Data rot is the scourge of modern day computing. When I think of the ~2 million files on my iMac, from photos and videos to school reports dating back to the 90s, it’s disturbing to think that those virtual memories could become corrupt at any time without any warning.
What’s a moderately concerned and bored person to do? But not so concerned or bored as to take on the challenge of grafting a 3rd party filesystem and the associated unknown bugs on to OS X? They hack together a poor man’s version of course! Thus, I present to you my hack, Silent Corruption Detector. This is a simple little ruby script that will generate a hash of each of your files and store them in a SQLite database. Check out the screenshot above for an example of what the output looks like and how to run the script.
The basic principal is that I run this script about once a week which is well within my backup rotation schedule. That gives me time to recover any silently corrupted data from a good backup before it’s rotated.
The odds of a bit flipping are hard to believe. Much like a lottery with odds of winning so low that it’s not worth entering en masse. But unlike a lottery where a single ticket is no great expense, a single bit flip can mean the permanent loss of data.
What’s worse is that the error may not be found until several months or more likely years have passed. By then, it will be too late to recover. What about Time Machine you ask? If your setup is like mine, Time Machine is only able to keep a few months of history before it starts rotating. The window of opportunity to go back and retrieve an uncorrupted version is slim at best. The only saving grace would be the use of an eternal archive system such as bup combined with parity archives where every change back to the beginning of time are tracked. But these are only band aids to the symptoms of the problem.

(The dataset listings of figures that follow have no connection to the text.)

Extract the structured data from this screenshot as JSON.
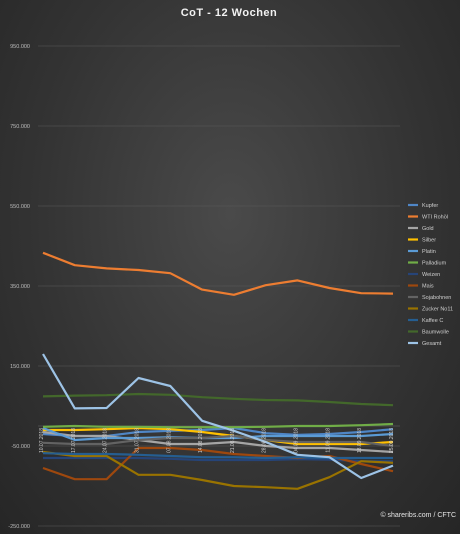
{
  "chart_data": {
    "type": "line",
    "title": "CoT - 12 Wochen",
    "credit": "© shareribs.com / CFTC",
    "ylim": [
      -250000,
      950000
    ],
    "yticks": [
      -250000,
      -50000,
      150000,
      350000,
      550000,
      750000,
      950000
    ],
    "ytick_labels": [
      "-250.000",
      "-50.000",
      "150.000",
      "350.000",
      "550.000",
      "750.000",
      "950.000"
    ],
    "grid": true,
    "legend_position": "right",
    "x": [
      "10.07.2018",
      "17.07.2018",
      "24.07.2018",
      "31.07.2018",
      "07.08.2018",
      "14.08.2018",
      "21.08.2018",
      "28.08.2018",
      "04.09.2018",
      "11.09.2018",
      "18.09.2018",
      "25.09.2018"
    ],
    "series": [
      {
        "name": "Kupfer",
        "color": "#4f86c6",
        "values": [
          -20000,
          -25000,
          -25000,
          -15000,
          -12000,
          -10000,
          -5000,
          -18000,
          -22000,
          -20000,
          -15000,
          -8000
        ]
      },
      {
        "name": "WTI Rohöl",
        "color": "#ed7d31",
        "values": [
          433000,
          402000,
          394000,
          390000,
          382000,
          341000,
          328000,
          352000,
          364000,
          345000,
          332000,
          331000
        ]
      },
      {
        "name": "Gold",
        "color": "#a5a5a5",
        "values": [
          -15000,
          -25000,
          -25000,
          -35000,
          -45000,
          -45000,
          -40000,
          -50000,
          -55000,
          -55000,
          -60000,
          -65000
        ]
      },
      {
        "name": "Silber",
        "color": "#ffc000",
        "values": [
          -10000,
          -10000,
          -8000,
          -5000,
          -8000,
          -15000,
          -25000,
          -35000,
          -45000,
          -45000,
          -45000,
          -40000
        ]
      },
      {
        "name": "Platin",
        "color": "#5b9bd5",
        "values": [
          -5000,
          -35000,
          -30000,
          -30000,
          -28000,
          -30000,
          -30000,
          -25000,
          -25000,
          -25000,
          -25000,
          -20000
        ]
      },
      {
        "name": "Palladium",
        "color": "#70ad47",
        "values": [
          -2000,
          0,
          -2000,
          -2000,
          -3000,
          -3000,
          -3000,
          -2000,
          0,
          0,
          2000,
          5000
        ]
      },
      {
        "name": "Weizen",
        "color": "#264478",
        "values": [
          -80000,
          -80000,
          -80000,
          -80000,
          -82000,
          -85000,
          -85000,
          -85000,
          -83000,
          -84000,
          -88000,
          -88000
        ]
      },
      {
        "name": "Mais",
        "color": "#9e480e",
        "values": [
          -105000,
          -133000,
          -133000,
          -55000,
          -55000,
          -60000,
          -70000,
          -75000,
          -80000,
          -75000,
          -95000,
          -113000
        ]
      },
      {
        "name": "Sojabohnen",
        "color": "#636363",
        "values": [
          -42000,
          -45000,
          -45000,
          -35000,
          -30000,
          -30000,
          -25000,
          -35000,
          -40000,
          -40000,
          -40000,
          -50000
        ]
      },
      {
        "name": "Zucker No11",
        "color": "#997300",
        "values": [
          -65000,
          -75000,
          -75000,
          -122000,
          -122000,
          -135000,
          -150000,
          -153000,
          -157000,
          -128000,
          -88000,
          -92000
        ]
      },
      {
        "name": "Kaffee C",
        "color": "#255e91",
        "values": [
          -68000,
          -70000,
          -70000,
          -72000,
          -75000,
          -78000,
          -78000,
          -80000,
          -78000,
          -80000,
          -80000,
          -80000
        ]
      },
      {
        "name": "Baumwolle",
        "color": "#43682b",
        "values": [
          74000,
          76000,
          77000,
          80000,
          78000,
          72000,
          68000,
          65000,
          64000,
          60000,
          55000,
          52000
        ]
      },
      {
        "name": "Gesamt",
        "color": "#9dc3e6",
        "values": [
          180000,
          44000,
          45000,
          120000,
          100000,
          13000,
          -12000,
          -40000,
          -72000,
          -78000,
          -130000,
          -99000
        ]
      }
    ]
  }
}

That problem is that we don’t have perfect hardware yet. Our hard drives, Blu-rays, DVDs, and such are not infallible and everlasting. So, as engineers we do the best that we can to work around those limitations. The ideal place to do this is at the filesystem layer where it is an integral feature to the library housing our data. I say ideal place because the filesystem provides an extra layer of security on top of the checksumming that a hard drive controller should already be doing, and provides the protection without a complex advanced RAID configuration with error correction.
What’s interesting is that there seems to be a general feeling of “eh the odds are still pretty low” and so there’s not a lot of push by the majority to move to the next generation filesystems.